Робеспьер проиграл кампанию в Конвенте — это было очевидно. По мнению Сен-Жюста, Максимильен сделал две роковые ошибки: первую, позволив себе напасть на комитеты, не называя имен, и вторую, обвинив Камбона. Собственно, о махинациях Камбона Робеспьеру рассказал Сен-Жюст, прося сохранить это в тайне; Антуан собирался разоблачить Камбона в связи с иностранным заговором, когда будет обладать непреложными доказательствами. Неподкупный же не сдержал слова, преждевременно раздразнил зверя и не только испортил затею Сен-Жюста, но и сам тут же пожал горькие плоды. Сен-Жюст понял, что его наброски доклада не годятся, — они могут быть оставлены для потомства, но ничего не дадут сейчас, когда страсти накалены. Нет, выявление принципов теперь не поможет. Теперь единственное спасение — взять под защиту Максимильена, объяснить причины его высказываний и поступков и предложить мир. Он постарается доказать, что основы для вражды и непримиримости нет. Используя свое невольное положение арбитра, он приложит все силы, чтобы снова объединить децимвиров. Но речь, которую он произнесет сначала в комитетах, потом в Конвенте 9 термидора, не будет безличной: он назовет тех двоих, которые давно мутят воду, и ценой осуждения их добьется полного единства правительства. Конвент поддержит его, услышав вместо неопределенных и глухих угроз Робеспьера здравые мысли, призыв к умиротворению и выходу из террора — то, о чем мечтают все французы. И тогда жалкая кучка врагов и злопыхателей будет не страшна: за ней никто не пойдет, она утонет в общем единении и братстве, растворится, исчезнет…

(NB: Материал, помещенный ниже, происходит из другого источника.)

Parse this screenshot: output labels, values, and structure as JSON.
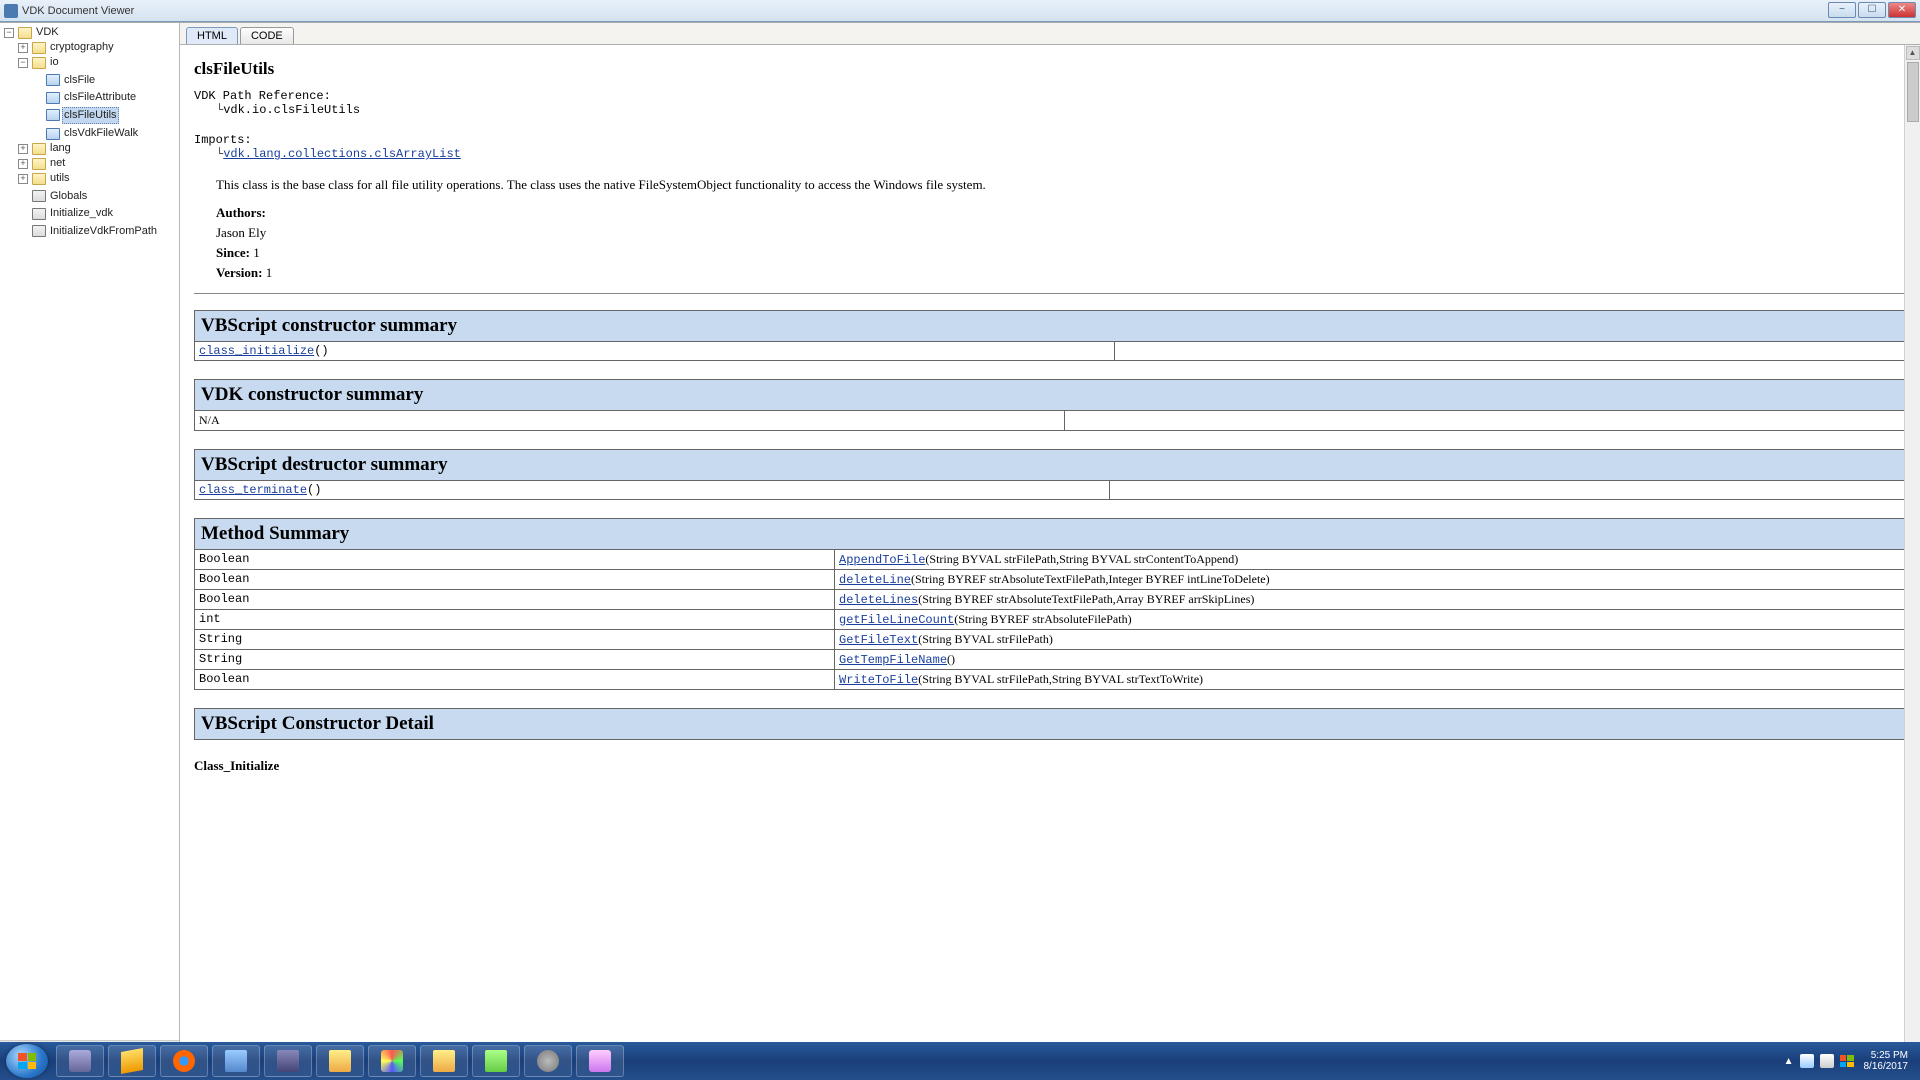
{
  "window": {
    "title": "VDK Document Viewer"
  },
  "tree": {
    "root": "VDK",
    "nodes": {
      "cryptography": "cryptography",
      "io": "io",
      "clsFile": "clsFile",
      "clsFileAttribute": "clsFileAttribute",
      "clsFileUtils": "clsFileUtils",
      "clsVdkFileWalk": "clsVdkFileWalk",
      "lang": "lang",
      "net": "net",
      "utils": "utils",
      "Globals": "Globals",
      "Initialize_vdk": "Initialize_vdk",
      "InitializeVdkFromPath": "InitializeVdkFromPath"
    }
  },
  "tabs": {
    "html": "HTML",
    "code": "CODE"
  },
  "doc": {
    "class_title": "clsFileUtils",
    "path_label": "VDK Path Reference:",
    "path_value": "vdk.io.clsFileUtils",
    "imports_label": "Imports:",
    "imports_value": "vdk.lang.collections.clsArrayList",
    "description": "This class is the base class for all file utility operations. The class uses the native FileSystemObject functionality to access the Windows file system.",
    "authors_label": "Authors:",
    "author_name": "Jason Ely",
    "since_label": "Since:",
    "since_value": "1",
    "version_label": "Version:",
    "version_value": "1"
  },
  "sections": {
    "vbs_ctor_summary": "VBScript constructor summary",
    "vdk_ctor_summary": "VDK constructor summary",
    "vbs_dtor_summary": "VBScript destructor summary",
    "method_summary": "Method Summary",
    "vbs_ctor_detail": "VBScript Constructor Detail"
  },
  "ctor": {
    "name": "class_initialize",
    "sig": "()"
  },
  "vdk_ctor": {
    "na": "N/A"
  },
  "dtor": {
    "name": "class_terminate",
    "sig": "()"
  },
  "methods": [
    {
      "ret": "Boolean",
      "name": "AppendToFile",
      "params": "(String BYVAL strFilePath,String BYVAL strContentToAppend)"
    },
    {
      "ret": "Boolean",
      "name": "deleteLine",
      "params": "(String BYREF strAbsoluteTextFilePath,Integer BYREF intLineToDelete)"
    },
    {
      "ret": "Boolean",
      "name": "deleteLines",
      "params": "(String BYREF strAbsoluteTextFilePath,Array BYREF arrSkipLines)"
    },
    {
      "ret": "int",
      "name": "getFileLineCount",
      "params": "(String BYREF strAbsoluteFilePath)"
    },
    {
      "ret": "String",
      "name": "GetFileText",
      "params": "(String BYVAL strFilePath)"
    },
    {
      "ret": "String",
      "name": "GetTempFileName",
      "params": "()"
    },
    {
      "ret": "Boolean",
      "name": "WriteToFile",
      "params": "(String BYVAL strFilePath,String BYVAL strTextToWrite)"
    }
  ],
  "detail": {
    "class_init": "Class_Initialize"
  },
  "taskbar": {
    "time": "5:25 PM",
    "date": "8/16/2017"
  }
}
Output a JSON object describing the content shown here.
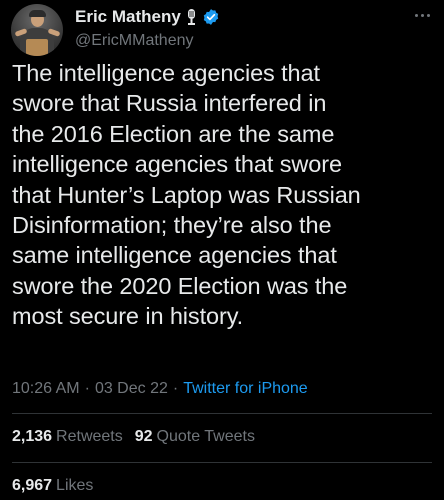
{
  "author": {
    "name": "Eric Matheny",
    "handle": "@EricMMatheny",
    "badges": [
      "microphone-icon",
      "verified-icon"
    ]
  },
  "tweet": {
    "text": "The intelligence agencies that\nswore that Russia interfered in\nthe 2016 Election are the same\nintelligence agencies that swore\nthat Hunter’s Laptop was Russian\nDisinformation; they’re also the\nsame intelligence agencies that\nswore the 2020 Election was the\nmost secure in history.",
    "time": "10:26 AM",
    "date": "03 Dec 22",
    "separator": "·",
    "source": "Twitter for iPhone"
  },
  "stats": {
    "retweets_count": "2,136",
    "retweets_label": "Retweets",
    "quotes_count": "92",
    "quotes_label": "Quote Tweets",
    "likes_count": "6,967",
    "likes_label": "Likes"
  },
  "colors": {
    "background": "#000000",
    "text": "#e7e9ea",
    "muted": "#71767b",
    "accent": "#1d9bf0",
    "divider": "#2f3336"
  }
}
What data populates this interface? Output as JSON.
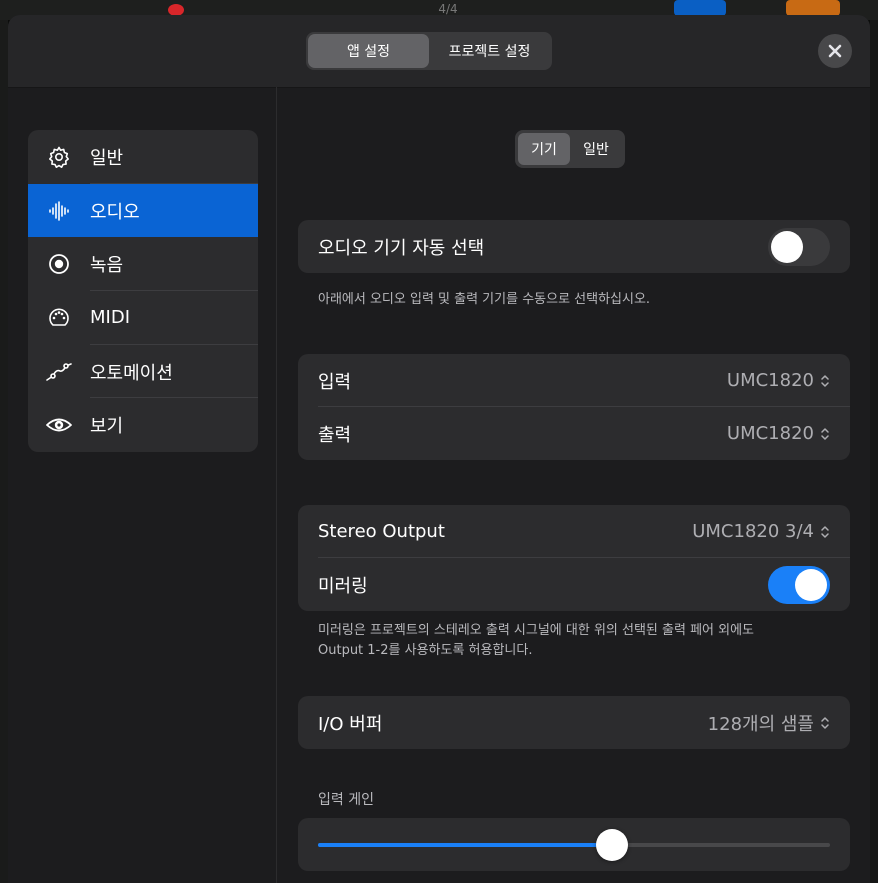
{
  "header": {
    "tabs": [
      {
        "label": "앱 설정",
        "active": true
      },
      {
        "label": "프로젝트 설정",
        "active": false
      }
    ],
    "close_icon": "close-icon",
    "background_time_signature": "4/4"
  },
  "sidebar": {
    "items": [
      {
        "label": "일반",
        "icon": "gear-icon",
        "active": false
      },
      {
        "label": "오디오",
        "icon": "waveform-icon",
        "active": true
      },
      {
        "label": "녹음",
        "icon": "record-icon",
        "active": false
      },
      {
        "label": "MIDI",
        "icon": "midi-connector-icon",
        "active": false
      },
      {
        "label": "오토메이션",
        "icon": "automation-curve-icon",
        "active": false
      },
      {
        "label": "보기",
        "icon": "eye-icon",
        "active": false
      }
    ]
  },
  "subtabs": [
    {
      "label": "기기",
      "active": true
    },
    {
      "label": "일반",
      "active": false
    }
  ],
  "auto_select": {
    "label": "오디오 기기 자동 선택",
    "enabled": false,
    "footnote": "아래에서 오디오 입력 및 출력 기기를 수동으로 선택하십시오."
  },
  "devices": {
    "input_label": "입력",
    "input_value": "UMC1820",
    "output_label": "출력",
    "output_value": "UMC1820"
  },
  "stereo": {
    "label": "Stereo Output",
    "value": "UMC1820 3/4",
    "mirroring_label": "미러링",
    "mirroring_enabled": true,
    "footnote_line1": "미러링은 프로젝트의 스테레오 출력 시그널에 대한 위의 선택된 출력 페어 외에도",
    "footnote_line2": "Output 1-2를 사용하도록 허용합니다."
  },
  "buffer": {
    "label": "I/O 버퍼",
    "value": "128개의 샘플"
  },
  "input_gain": {
    "label": "입력 게인",
    "level_fraction": 0.575
  },
  "colors": {
    "accent": "#0a64d4",
    "toggle_on": "#1a80f8",
    "panel": "#1c1c1e",
    "group": "#2c2c2e"
  }
}
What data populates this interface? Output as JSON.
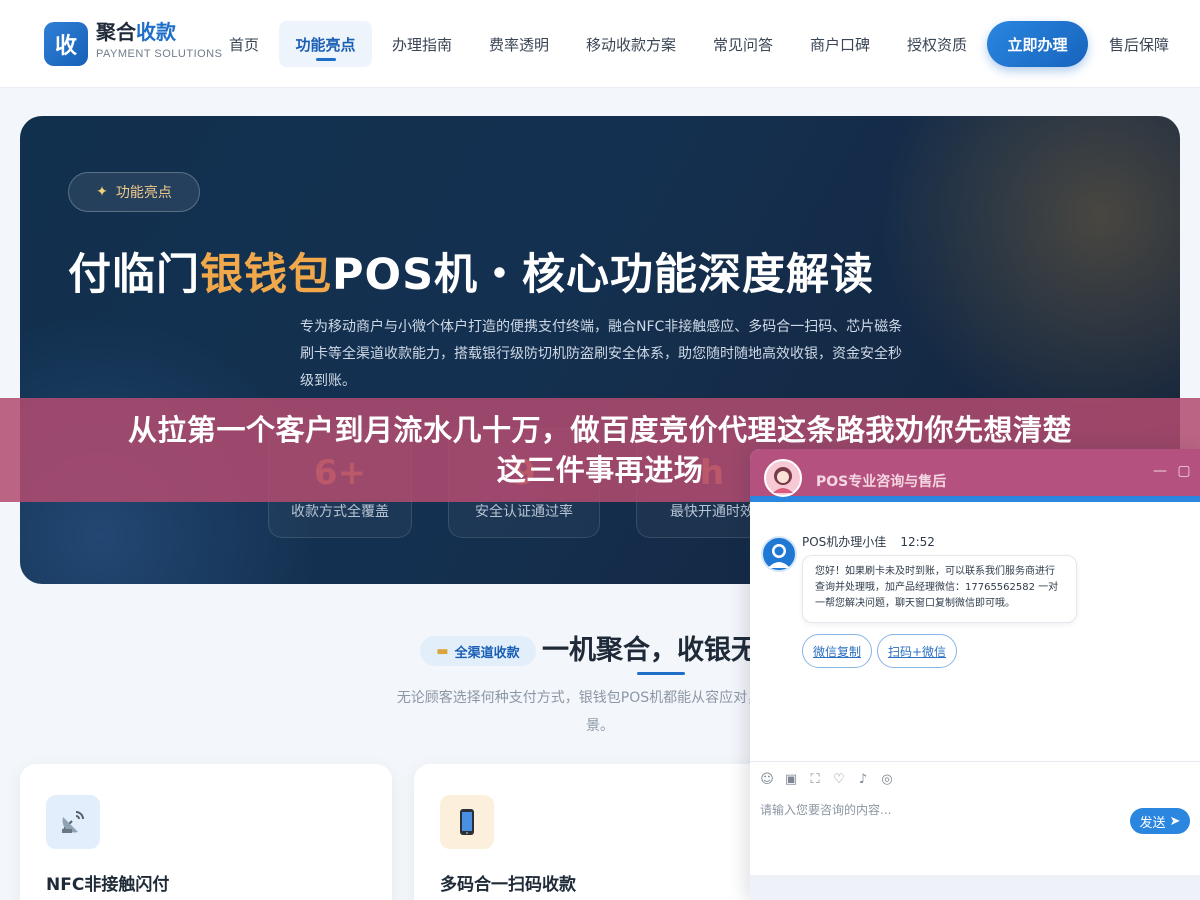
{
  "nav": {
    "logo_char": "收",
    "logo_title_main": "聚合",
    "logo_title_accent": "收款",
    "logo_subtitle": "PAYMENT SOLUTIONS",
    "items": [
      "首页",
      "功能亮点",
      "办理指南",
      "费率透明",
      "移动收款方案",
      "常见问答",
      "商户口碑",
      "授权资质"
    ],
    "active_item": "功能亮点",
    "cta": "立即办理",
    "after_sales": "售后保障"
  },
  "hero": {
    "badge": "功能亮点",
    "title_part1": "付临门",
    "title_highlight": "银钱包",
    "title_part2": "POS机・核心功能深度解读",
    "desc": "专为移动商户与小微个体户打造的便携支付终端，融合NFC非接触感应、多码合一扫码、芯片磁条刷卡等全渠道收款能力，搭载银行级防切机防盗刷安全体系，助您随时随地高效收银，资金安全秒级到账。",
    "stats": [
      {
        "num": "6+",
        "label": "收款方式全覆盖"
      },
      {
        "num": "9",
        "label": "安全认证通过率"
      },
      {
        "num": "h",
        "label": "最快开通时效"
      }
    ]
  },
  "banner": {
    "line1": "从拉第一个客户到月流水几十万，做百度竞价代理这条路我劝你先想清楚",
    "line2": "这三件事再进场"
  },
  "section": {
    "badge": "全渠道收款",
    "title": "一机聚合，收银无",
    "desc_line1": "无论顾客选择何种支付方式，银钱包POS机都能从容应对，覆盖当",
    "desc_line2": "景。",
    "cards": [
      {
        "name": "NFC非接触闪付",
        "icon": "satellite-dish-icon"
      },
      {
        "name": "多码合一扫码收款",
        "icon": "phone-icon"
      }
    ]
  },
  "chat": {
    "title": "POS专业咨询与售后",
    "agent_name": "POS机办理小佳",
    "time": "12:52",
    "message": "您好！如果刷卡未及时到账，可以联系我们服务商进行查询并处理哦，加产品经理微信：17765562582 一对一帮您解决问题，聊天窗口复制微信即可哦。",
    "link1": "微信复制",
    "link2": "扫码+微信",
    "input_placeholder": "请输入您要咨询的内容...",
    "send": "发送"
  },
  "colors": {
    "brand_blue": "#1f6fc9",
    "hero_gold": "#f0a84a",
    "banner_pink": "#b24c70",
    "chat_header": "#b5517e"
  }
}
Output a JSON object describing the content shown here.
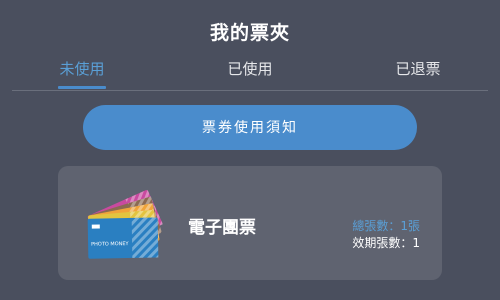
{
  "header": {
    "title": "我的票夾"
  },
  "tabs": [
    {
      "label": "未使用",
      "active": true
    },
    {
      "label": "已使用",
      "active": false
    },
    {
      "label": "已退票",
      "active": false
    }
  ],
  "notice_button": {
    "label": "票券使用須知"
  },
  "ticket_card": {
    "name": "電子團票",
    "total_count": "總張數：1張",
    "valid_count": "效期張數：1",
    "image_text": "PHOTO MONEY"
  },
  "colors": {
    "background": "#4a4f5e",
    "accent": "#4a8ccc",
    "card": "#5f6370"
  },
  "icons": {
    "ticket_image": "ticket-stack-icon"
  }
}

Таков был новый план Сен-Жюста. А Робеспьер… Робеспьер продолжал действовать по-своему.
Потерпев фиаско в. Конвенте, Неподкупный решил перенести арену борьбы в свою цитадель — в Якобинский клуб. Сен-Жюст уже больше года не посещал заседаний Клуба. И однако, желая быть рядом с Робеспьером, на этот раз он явился. Заседание было в разгаре; Робеспьер заканчивал чтение речи, произнесенной утром в Конвенте. Здесь она была принята совершенно иначе. Бросив листки на стол и дождавшись, пока стихнут аплодисменты, Неподкупный сказал:
— Братья, это — мое завещание. Сегодня я видел союз бандитов; число их так велико, что вряд ли я избегну мести. Погибая без сожаления, завещаю хранить память мою; вы сумеете ее защитить…
Рукоплескания возобновились. «Братья», вскакивая с мест, поднимали руки в знак торжественной клятвы. Нет! Они не допустят! Никто не посмеет угрожать Неподкупному! Они все умрут за него!..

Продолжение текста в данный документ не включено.